Each uniform is a crisp and snowy white.

“A mirage,” I say. “We’ve become snowblind.”

“But I see it, too,” Reb Elimelech confirms, shielding his eyes with the brim of his hat.

And the people continue to pour forth. Brawny masseuses in loose-fitting clothes, laundresses in knotted babushkas, porters in livery, dishwashers and gardeners, dustmen and groundskeepers. They gather before the main entrance, standing in lines, like a civic group posing for an official photograph. They smile to us, across the distance, waiting for their administrators to join them, which they do and quite soon. The Maître d’Hôtel, the Concierge, and the Hotel’s Direktor. Their swift arrivals prompt a smattering of sincere applause from their gathered minions.

“But who are all those people, Reb Chaim?” Pillow asks, hiding now half behind Reb Elimelech, half behind myself.

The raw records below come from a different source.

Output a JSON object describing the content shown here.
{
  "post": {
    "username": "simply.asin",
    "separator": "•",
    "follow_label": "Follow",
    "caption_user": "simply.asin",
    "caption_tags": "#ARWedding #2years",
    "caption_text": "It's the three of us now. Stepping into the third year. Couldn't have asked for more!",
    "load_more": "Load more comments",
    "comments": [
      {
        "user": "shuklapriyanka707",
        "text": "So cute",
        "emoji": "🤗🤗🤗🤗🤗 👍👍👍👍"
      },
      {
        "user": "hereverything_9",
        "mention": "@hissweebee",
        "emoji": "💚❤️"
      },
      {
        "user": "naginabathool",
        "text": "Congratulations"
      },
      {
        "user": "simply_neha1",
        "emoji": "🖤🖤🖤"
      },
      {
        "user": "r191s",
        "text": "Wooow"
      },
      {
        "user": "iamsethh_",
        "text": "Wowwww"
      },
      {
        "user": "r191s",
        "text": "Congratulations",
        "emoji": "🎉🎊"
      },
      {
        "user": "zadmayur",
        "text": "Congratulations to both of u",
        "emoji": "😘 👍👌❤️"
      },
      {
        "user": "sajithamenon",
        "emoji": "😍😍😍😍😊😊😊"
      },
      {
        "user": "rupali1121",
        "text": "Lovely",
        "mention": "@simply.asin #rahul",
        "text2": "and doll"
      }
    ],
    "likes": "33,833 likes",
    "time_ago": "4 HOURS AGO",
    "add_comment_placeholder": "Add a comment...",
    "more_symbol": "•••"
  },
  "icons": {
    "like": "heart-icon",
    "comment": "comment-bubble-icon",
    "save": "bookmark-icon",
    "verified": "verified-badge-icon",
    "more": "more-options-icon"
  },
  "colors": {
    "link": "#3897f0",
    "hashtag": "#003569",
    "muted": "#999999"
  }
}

The Direktor, a heavy man in a bulky blue suit, steps forward, approaching the far side of the river careful not to walk too near its plashing waters. From there, he raises his hands and beckons to us.

“He’s beckoning to you, Reb Chaim.”

“To me?” I regard Reb Elimelech dubiously.

“To whom else?” he says.

I scan the Heavens, but there are no helpful birds in sight.

“Herr Skibelski,” the stout Direktor calls up the slope with a silver megaphone handed to him, by a bellman, on a silver tray.

“This is Chaim Skibelski,” I call back, hanging my cane on the crook of my arm and cupping my hands to my mouth.

“We are ready to receive your party now,” the man shouts, again through the silver mouthpiece.

“Eh? What did he say?” Reb Elimelech mutters in my ear.

“He said they’re ready to receive us.”

Reb Elimelech glances quickly down the slope at the nearly three thousand souls struggling along behind us.

“Dear Heavens,” he says, fretting. “I think they’ve overbooked.”

36

We descend the little slope, the three of us, and walk carefully towards the river, the German’s head bouncing against my hip. Pillow holds on to the shank of my cane. The slant of the hill is difficult for him with his useless leg.

Nearer, we see that it is not an illusion at all. The river, indeed, is flowing, despite the frosty temperatures. I lift my eyes from its bank and look across at the beardless face of the Direktor, smiling above his tie and the collar of his blue serge suit. His ruddy cheeks glow with health and vigor in this bracing wind, and his blond hair, thinning on top, blows in slightly separating strands.

“Willkommen, willkommen,” he says, placing one large hand inside the other. “All is prepared, all is prepared.”

Despite the river’s churning noises, his voice carries across it. We can hear him easily and he no longer needs the megaphone.

“Excuse me, Herr Direktor, forgive us,” I say. “But I don’t understand. What exactly have you prepared?”